A Drug Safety Update, issued by MHRA in October 2017, advises of the risk of severe respiratory depression in patients taking gabapentin, even without concomitant opioids.

Gabapentin is an anti-epileptic drug that is clinically indicated for:

  • partial seizures with and without secondary generalization
  • peripheral neuropathic pain such as painful diabetic neuropathy and post-herpetic neuralgia in adults.
Risk of respiratory depression

Reports of patients suffering respiratory depression following use of gabapentin without concomitant use of opioids triggered a European review of gabapentin. This review recommended that product information for gabapentin should be updated to include warnings for severe respiratory depression, the quoted frequency is rare (affecting up to 1 in 1000 patients post marketing).

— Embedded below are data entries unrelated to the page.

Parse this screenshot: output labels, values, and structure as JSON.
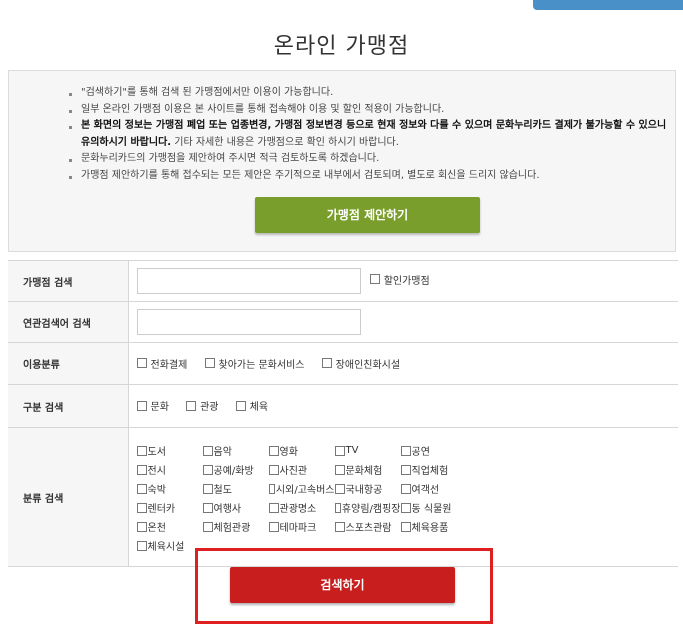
{
  "page_title": "온라인 가맹점",
  "notice": {
    "items": [
      {
        "bold": "",
        "text": "\"검색하기\"를 통해 검색 된 가맹점에서만 이용이 가능합니다."
      },
      {
        "bold": "",
        "text": "일부 온라인 가맹점 이용은 본 사이트를 통해 접속해야 이용 및 할인 적용이 가능합니다."
      },
      {
        "bold": "본 화면의 정보는 가맹점 폐업 또는 업종변경, 가맹점 정보변경 등으로 현재 정보와 다를 수 있으며 문화누리카드 결제가 불가능할 수 있으니 유의하시기 바랍니다.",
        "text": " 기타 자세한 내용은 가맹점으로 확인 하시기 바랍니다."
      },
      {
        "bold": "",
        "text": "문화누리카드의 가맹점을 제안하여 주시면 적극 검토하도록 하겠습니다."
      },
      {
        "bold": "",
        "text": "가맹점 제안하기를 통해 접수되는 모든 제안은 주기적으로 내부에서 검토되며, 별도로 회신을 드리지 않습니다."
      }
    ],
    "propose_button": "가맹점 제안하기"
  },
  "search_form": {
    "shop_search": {
      "label": "가맹점 검색",
      "value": "",
      "discount_label": "할인가맹점"
    },
    "related_search": {
      "label": "연관검색어 검색",
      "value": ""
    },
    "usage": {
      "label": "이용분류",
      "options": [
        "전화결제",
        "찾아가는 문화서비스",
        "장애인친화시설"
      ]
    },
    "division": {
      "label": "구분 검색",
      "options": [
        "문화",
        "관광",
        "체육"
      ]
    },
    "category": {
      "label": "분류 검색",
      "options": [
        "도서",
        "음악",
        "영화",
        "TV",
        "공연",
        "전시",
        "공예/화방",
        "사진관",
        "문화체험",
        "직업체험",
        "숙박",
        "철도",
        "시외/고속버스",
        "국내항공",
        "여객선",
        "렌터카",
        "여행사",
        "관광명소",
        "휴양림/캠핑장",
        "동 식물원",
        "온천",
        "체험관광",
        "테마파크",
        "스포츠관람",
        "체육용품",
        "체육시설"
      ]
    }
  },
  "search_button": "검색하기"
}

In the UK 50 yellow card reports were submitted between 19th February 1996 and 1st September 2017 advising of cases of respiratory depression or breathing difficulties in patients taking gabapentin. Of these cases, 17 reports included opioids as concomitant or possibly contributory medicines.

The patient information leaflet for gabapentin products is being updated to include warnings about breathing problems which if severe may require emergency treatment. Patients should be advised of the possibility of this adverse reaction and that if they experience difficulty breathing they should seek medical help.

Patients most at risk of respiratory depression include:

  • elderly patients,
  • patients taking CNS depressants
  • patients diagnosed with:
    • Compromised respiratory function
    • Respiratory disease
    • Neurological disease
    • Renal impairment

Dose reductions may be clinically appropriate in these patient groups to minimise the risk of severe respiratory depression.

Risk associated with concomitant use of opioids

Healthcare professionals should be alert to the increased risk of respiratory depression when gabapentin is used in conjunction with opioid medicines. These patients should be closely observed for signs of CNS depression, such as drowsiness, sedation, and respiratory depression. Patients showing signs of respiratory depression may require the dose of either gabapentin or the opioid to be reduced.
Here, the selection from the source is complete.